New Delhi, May 11: In a major setback to the victims of the 1984 Bhopal gas tragedy, the Supreme Court on Wednesday rejected CBI’s curative petition for prosecuting those accused, who have escaped with lighter punishment of two years jail term, under the stringent penal provision attracting maximum ten years of imprisonment.
The order was passed by the apex court bench comprising justices Altamas Kabir, RV Raveendran, B Sudershan Reddy, Aftab Alam and headed by the Chief Justice SH Kapadia.
The apex court bench observed that there was a lack of satisfactory explanation in the curative petition filed by the CBI.
“No satisfactory explanation given by the CBI and the Madhya Pradesh government on filing curative petition after lapse of 14 years,” the apex court bench said.

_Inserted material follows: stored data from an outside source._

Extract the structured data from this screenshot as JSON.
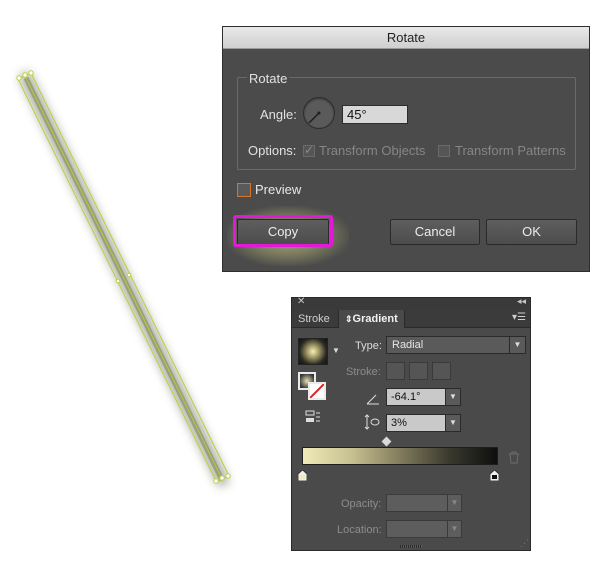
{
  "rotate_dialog": {
    "title": "Rotate",
    "group_label": "Rotate",
    "angle_label": "Angle:",
    "angle_value": "45°",
    "options_label": "Options:",
    "transform_objects_label": "Transform Objects",
    "transform_objects_checked": true,
    "transform_patterns_label": "Transform Patterns",
    "transform_patterns_checked": false,
    "preview_label": "Preview",
    "preview_checked": false,
    "copy_label": "Copy",
    "cancel_label": "Cancel",
    "ok_label": "OK",
    "highlight_color": "#e21ad8"
  },
  "gradient_panel": {
    "tabs": [
      {
        "label": "Stroke"
      },
      {
        "label": "Gradient",
        "active": true
      }
    ],
    "type_label": "Type:",
    "type_value": "Radial",
    "stroke_label": "Stroke:",
    "angle_value": "-64.1°",
    "aspect_value": "3%",
    "opacity_label": "Opacity:",
    "location_label": "Location:",
    "gradient_stops": [
      "#efeab6",
      "#0e0e0e"
    ],
    "icons": [
      "close-icon",
      "collapse-icon",
      "panel-menu-icon",
      "gradient-fill-swatch-icon",
      "reverse-gradient-icon",
      "angle-icon",
      "aspect-ratio-icon",
      "delete-stop-icon"
    ]
  },
  "artwork": {
    "stroke_color": "#b8d13a",
    "glow_color": "#7a7c6a"
  }
}
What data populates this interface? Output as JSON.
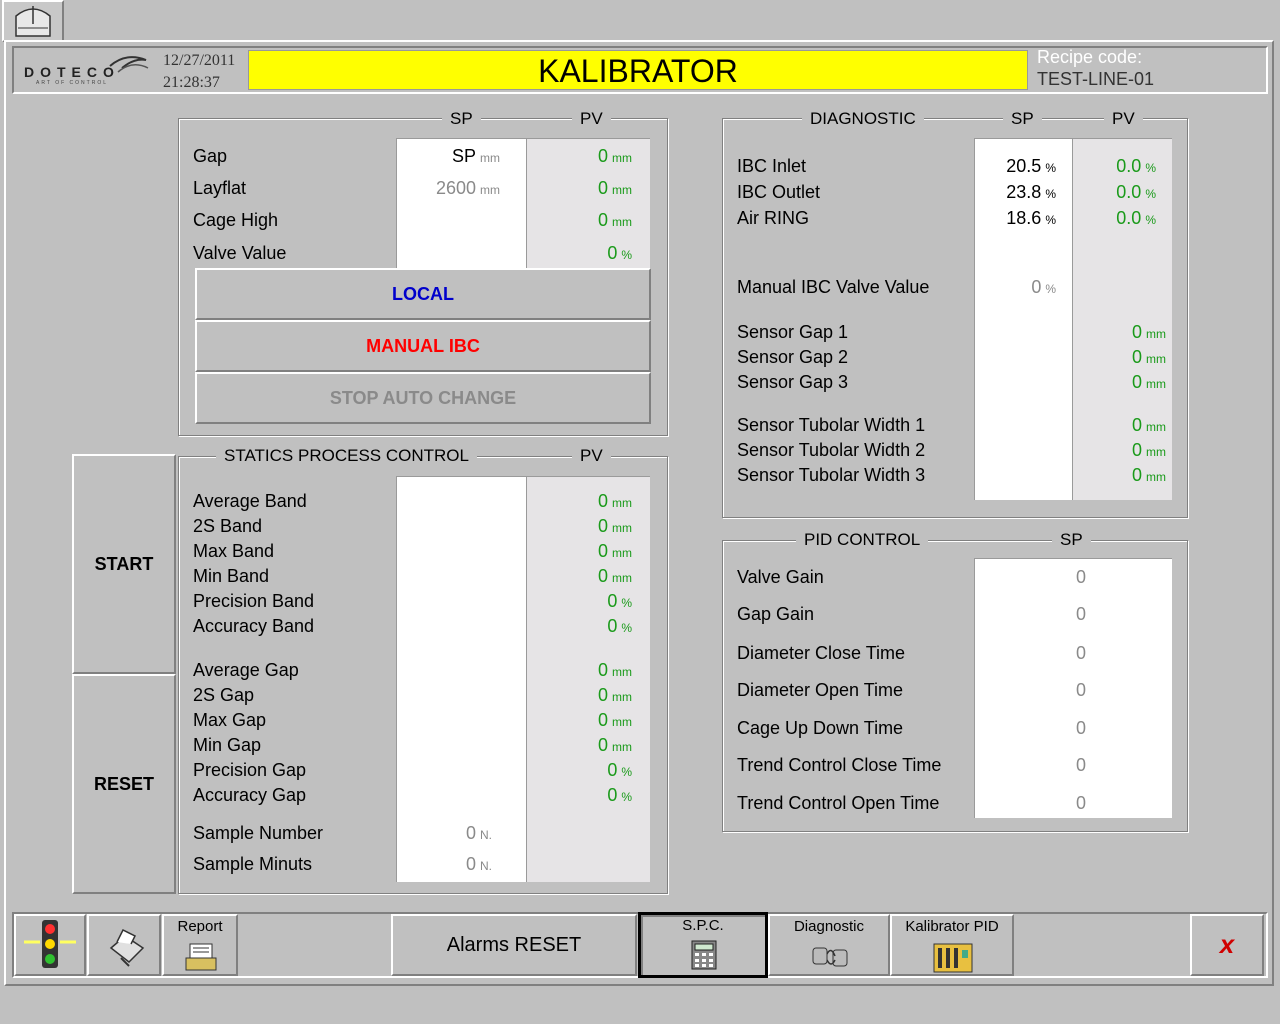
{
  "header": {
    "brand": "DOTECO",
    "brand_tagline": "ART OF CONTROL",
    "date": "12/27/2011",
    "time": "21:28:37",
    "title": "KALIBRATOR",
    "recipe_label": "Recipe code:",
    "recipe_value": "TEST-LINE-01"
  },
  "main": {
    "col_sp": "SP",
    "col_pv": "PV",
    "rows": [
      {
        "label": "Gap",
        "sp": "SP",
        "sp_unit": "mm",
        "pv": "0",
        "pv_unit": "mm"
      },
      {
        "label": "Layflat",
        "sp": "2600",
        "sp_unit": "mm",
        "pv": "0",
        "pv_unit": "mm"
      },
      {
        "label": "Cage High",
        "pv": "0",
        "pv_unit": "mm"
      },
      {
        "label": "Valve Value",
        "pv": "0",
        "pv_unit": "%"
      }
    ],
    "buttons": {
      "local": "LOCAL",
      "manual_ibc": "MANUAL IBC",
      "stop_auto": "STOP AUTO CHANGE"
    }
  },
  "side_buttons": {
    "start": "START",
    "reset": "RESET"
  },
  "statics": {
    "title": "STATICS PROCESS CONTROL",
    "col_pv": "PV",
    "rows": [
      {
        "label": "Average Band",
        "pv": "0",
        "unit": "mm"
      },
      {
        "label": "2S Band",
        "pv": "0",
        "unit": "mm"
      },
      {
        "label": "Max Band",
        "pv": "0",
        "unit": "mm"
      },
      {
        "label": "Min Band",
        "pv": "0",
        "unit": "mm"
      },
      {
        "label": "Precision Band",
        "pv": "0",
        "unit": "%"
      },
      {
        "label": "Accuracy Band",
        "pv": "0",
        "unit": "%"
      },
      {
        "label": "Average Gap",
        "pv": "0",
        "unit": "mm"
      },
      {
        "label": "2S Gap",
        "pv": "0",
        "unit": "mm"
      },
      {
        "label": "Max Gap",
        "pv": "0",
        "unit": "mm"
      },
      {
        "label": "Min Gap",
        "pv": "0",
        "unit": "mm"
      },
      {
        "label": "Precision Gap",
        "pv": "0",
        "unit": "%"
      },
      {
        "label": "Accuracy Gap",
        "pv": "0",
        "unit": "%"
      }
    ],
    "sample_number_label": "Sample Number",
    "sample_number_value": "0",
    "sample_number_unit": "N.",
    "sample_minuts_label": "Sample Minuts",
    "sample_minuts_value": "0",
    "sample_minuts_unit": "N."
  },
  "diagnostic": {
    "title": "DIAGNOSTIC",
    "col_sp": "SP",
    "col_pv": "PV",
    "ibc": [
      {
        "label": "IBC Inlet",
        "sp": "20.5",
        "pv": "0.0",
        "unit": "%"
      },
      {
        "label": "IBC Outlet",
        "sp": "23.8",
        "pv": "0.0",
        "unit": "%"
      },
      {
        "label": "Air RING",
        "sp": "18.6",
        "pv": "0.0",
        "unit": "%"
      }
    ],
    "manual_label": "Manual IBC Valve Value",
    "manual_value": "0",
    "manual_unit": "%",
    "sensors": [
      {
        "label": "Sensor Gap 1",
        "pv": "0",
        "unit": "mm"
      },
      {
        "label": "Sensor Gap 2",
        "pv": "0",
        "unit": "mm"
      },
      {
        "label": "Sensor Gap 3",
        "pv": "0",
        "unit": "mm"
      },
      {
        "label": "Sensor Tubolar Width 1",
        "pv": "0",
        "unit": "mm"
      },
      {
        "label": "Sensor Tubolar Width 2",
        "pv": "0",
        "unit": "mm"
      },
      {
        "label": "Sensor Tubolar Width 3",
        "pv": "0",
        "unit": "mm"
      }
    ]
  },
  "pid": {
    "title": "PID CONTROL",
    "col_sp": "SP",
    "rows": [
      {
        "label": "Valve Gain",
        "sp": "0"
      },
      {
        "label": "Gap Gain",
        "sp": "0"
      },
      {
        "label": "Diameter Close Time",
        "sp": "0"
      },
      {
        "label": "Diameter Open Time",
        "sp": "0"
      },
      {
        "label": "Cage Up Down Time",
        "sp": "0"
      },
      {
        "label": "Trend Control Close Time",
        "sp": "0"
      },
      {
        "label": "Trend Control Open Time",
        "sp": "0"
      }
    ]
  },
  "toolbar": {
    "report": "Report",
    "alarms_reset": "Alarms RESET",
    "spc": "S.P.C.",
    "diagnostic": "Diagnostic",
    "kalibrator_pid": "Kalibrator PID",
    "close": "x"
  },
  "colors": {
    "title_bg": "#ffff00",
    "local": "#0000cc",
    "manual_ibc": "#ff0000",
    "pv_value": "#1a9a1a",
    "disabled": "#8a8a8a"
  }
}
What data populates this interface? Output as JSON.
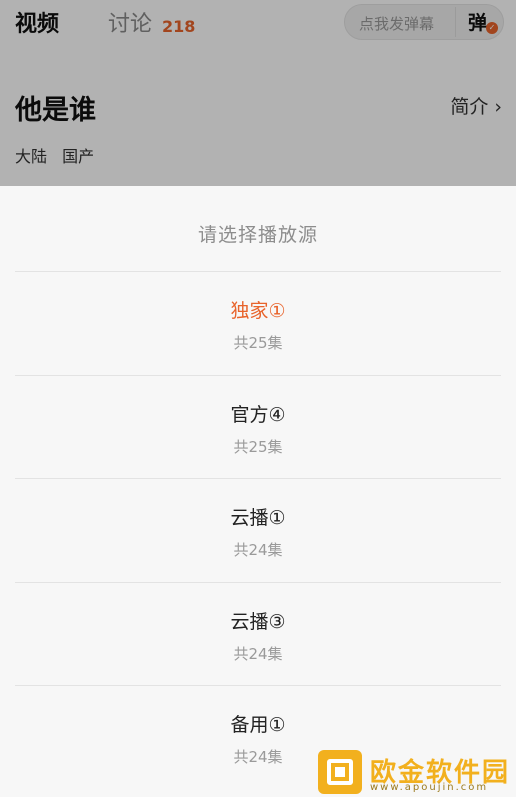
{
  "header": {
    "tab_video": "视频",
    "tab_discuss": "讨论",
    "discuss_count": "218",
    "danmu_placeholder": "点我发弹幕",
    "danmu_toggle": "弹"
  },
  "show": {
    "title": "他是谁",
    "intro_label": "简介",
    "tags": [
      "大陆",
      "国产"
    ]
  },
  "sheet": {
    "title": "请选择播放源",
    "sources": [
      {
        "name": "独家①",
        "count": "共25集",
        "selected": true
      },
      {
        "name": "官方④",
        "count": "共25集",
        "selected": false
      },
      {
        "name": "云播①",
        "count": "共24集",
        "selected": false
      },
      {
        "name": "云播③",
        "count": "共24集",
        "selected": false
      },
      {
        "name": "备用①",
        "count": "共24集",
        "selected": false
      }
    ]
  },
  "watermark": {
    "text": "欧金软件园",
    "url": "www.apoujin.com"
  },
  "colors": {
    "accent": "#e8632b",
    "watermark": "#f2b01e"
  }
}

The bench also chided the central investigating agency for filing the curative petition so late in connection with the case.
“September 1996 verdict and order was never a fetter for CBI or the Madhya Pradesh government to seek enhancement of charges, the Supreme Court said.
The apex court had heard the case on a day-to-day basis and would now hear the plea for enhancement of compensation from Rs 750 crore to Rs 7,700 crore for the victims.
The same bench had reserved the order on April 27 on the petition seeking to recall the apex court’s 14-year-old judgement that had diluted the charges against the accused who were prosecuted just for the offence of being negligent.
In its plea, CBI has sought restoration of stringent charge of culpable homicide not amounting to murder instead of death caused due to negligence against the accused in the world’s worst industrial disaster that left over 15,000 people dead and thousands maimed.
In this matter, Madhya Pradesh government has also moved the apex court seeking its permission to intervene in the petition filed by CBI to re-examine September 1996 judgement by which the accused persons were tried for the offence of criminal negligence which resulted in a lighter punishment of two years’ jail term of several accused, including former Union Carbide India Chairman Keshub Mahindra, on June 7, 2010.
Keshub Mahindra has opposed CBI’s plea arguing that the case should be decided on the basis of law and not on the basis of facts.
The apex court had on August 31 last decided to re-examine its own judgement that led to lighter punishment of two years imprisonment for all the seven convicts.
Besides Mahindra, Vijay Gokhale, the then Managing Director of UCIL, Kishore Kamdar, then Vice President, JN Mukund, then Works Manager, S P Choudhary, then Production Manager, K V Shetty, then Plant Superintendent and SI Quereshi, then Production Assistant were convicted and sentenced to two years’ jail term by a trial court in Bhopal on June 7 last year.
The verdict had sparked a nationwide outrage, leading to the government setting up a Group of Ministers and filing of a curative petition against the lighter punishment for those responsible for the gas tragedy.
Appearing for CBI, Attorney General Goolam E Vahanvati had said the investigating agency’s decision to seek a review was taken on the facts "which shook our conscience".